9. „Title” („Coś za mną chodzi”) – Disasterpeace

Bardzo świeża, nietypowa w gatunku horroru kompozycja amerykańskiego kompozytora i muzyka Richarda Vreelanda, znanego do tej pory raczej z oprawy muzycznej gier wideo (to on jest autorem muzyki do xboxowego Feza). Te brzmienia rodem z gier wideo są w „Title” mocno wyczuwalne i chyba właśnie dlatego tak intrygujące i klimatyczne.

8. „Hittite Battle” („Exodus: Bogowie i królowie”) – Harry Gregson-Williams

Upór Ridleya Scotta w pakowaniu ogromnych pieniędzy w projekty, których dziś już nikt się nie podejmuje, przełożył się także na współpracę filmowo-muzyczną. Zatrudnienie do pracy nad muzyką do „Exodusa” hiszpańskiego maestro Alberto Iglesiasa, znanego z kompozycji o wiele subtelniejszych niż wymagała tego oprawa historii o Mojżeszu (choćby z filmów Almodovara, „Chłopca z latawcem” czy „Szpiega”), było pomysłem przedziwnym. Efekt tej współpracy jest taki, że najciekawsze utwory ścieżki to te skomponowane przez współkompozytorów, m.in. Harry’ego Gregsona-Williamsa. Jako uczeń Zimmera, Gregson-Williams pełną garścią czerpie tu od swojego mistrza, próbując przybliżyć w nowym filmie Scotta klimat kultowego „Gladiatora”. Jest mnóstwo patosu, dostarczanego przez nowocześnie brzmiącą perkusję, są melancholijne smyczki, etniczne chóry i nietypowe, charakterystyczne dla kręgu kulturowego, w którym umieszczona jest akcja filmu, instrumenty. „Hittite Battle” to jeden z utworów pisanych pod wielkie sceny batalistyczne i w takiej sprawdzający się znakomicie.

7. „Who Is She” („Kopciuszek”) – Patrick Doyle

Bezpieczna interpretacja baśni o Kopciuszku w wydaniu Kennetha Branagha przełożyła się bezpośrednio na pracę Patricka Doyle’a nad oprawą filmu. Klasyczne, symfoniczne brzmienia czarują elegancją, ale nie brak im rozmachu. „Who Is She” z pięknym tematem „Lavender’s Blue (Dilly Dilly)” w tle to słodki i subtelny utwór, doskonale harmonizujący z obraną konwencją. Uśmiech sam wykwita na ustach.

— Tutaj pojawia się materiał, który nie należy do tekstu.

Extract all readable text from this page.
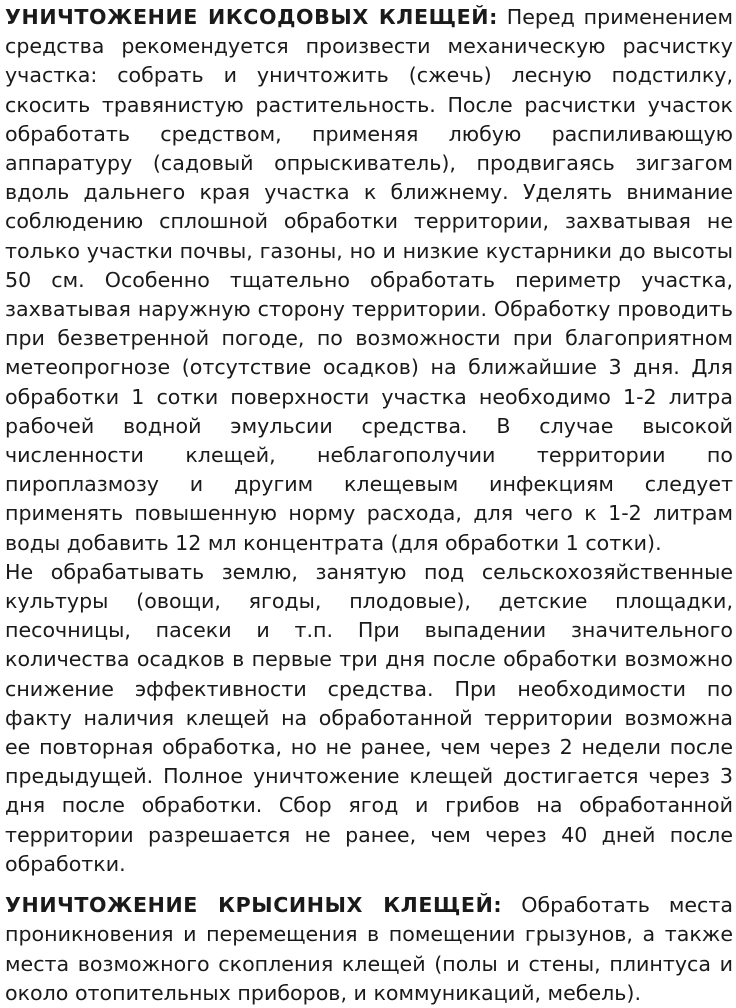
УНИЧТОЖЕНИЕ ИКСОДОВЫХ КЛЕЩЕЙ: Перед применением средства рекомендуется произвести механическую расчистку участка: собрать и уничтожить (сжечь) лесную подстилку, скосить травянистую растительность. После расчистки участок обработать средством, применяя любую распиливающую аппаратуру (садовый опрыскиватель), продвигаясь зигзагом вдоль дальнего края участка к ближнему. Уделять внимание соблюдению сплошной обработки территории, захватывая не только участки почвы, газоны, но и низкие кустарники до высоты 50 см. Особенно тщательно обработать периметр участка, захватывая наружную сторону территории. Обработку проводить при безветренной погоде, по возможности при благоприятном метеопрогнозе (отсутствие осадков) на ближайшие 3 дня. Для обработки 1 сотки поверхности участка необходимо 1-2 литра рабочей водной эмульсии средства. В случае высокой численности клещей, неблагополучии территории по пироплазмозу и другим клещевым инфекциям следует применять повышенную норму расхода, для чего к 1-2 литрам воды добавить 12 мл концентрата (для обработки 1 сотки).

Не обрабатывать землю, занятую под сельскохозяйственные культуры (овощи, ягоды, плодовые), детские площадки, песочницы, пасеки и т.п. При выпадении значительного количества осадков в первые три дня после обработки возможно снижение эффективности средства. При необходимости по факту наличия клещей на обработанной территории возможна ее повторная обработка, но не ранее, чем через 2 недели после предыдущей. Полное уничтожение клещей достигается через 3 дня после обработки. Сбор ягод и грибов на обработанной территории разрешается не ранее, чем через 40 дней после обработки.

УНИЧТОЖЕНИЕ КРЫСИНЫХ КЛЕЩЕЙ: Обработать места проникновения и перемещения в помещении грызунов, а также места возможного скопления клещей (полы и стены, плинтуса и около отопительных приборов, и коммуникаций, мебель).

6. „Welcome to Jurassic World” („Jurassic World”) – Michael Giacchino

Nazywany następcą Johna Williamsa Michael Giacchino przeżywa zdecydowanie swoje pięć minut. Duże projekty, intensywna praca pod presją czasu i wielkie oczekiwania nałożone przez producentów i fanów nie przeszkodziły Giacchino w pracy nad reaktywowanym „parkiem jurajskim”. Jego „Welcome to Jurassic World” to pełen pokory i szacunku do oryginalnego tematu utwór, w którym nie brakuje zarazem charakterystycznego dla całej serii ducha przygody. Orkiestrowa partytura dynamizuje akcję i cały score, a „dzikie” instrumenty świetnie oddają klimat Jurassic World.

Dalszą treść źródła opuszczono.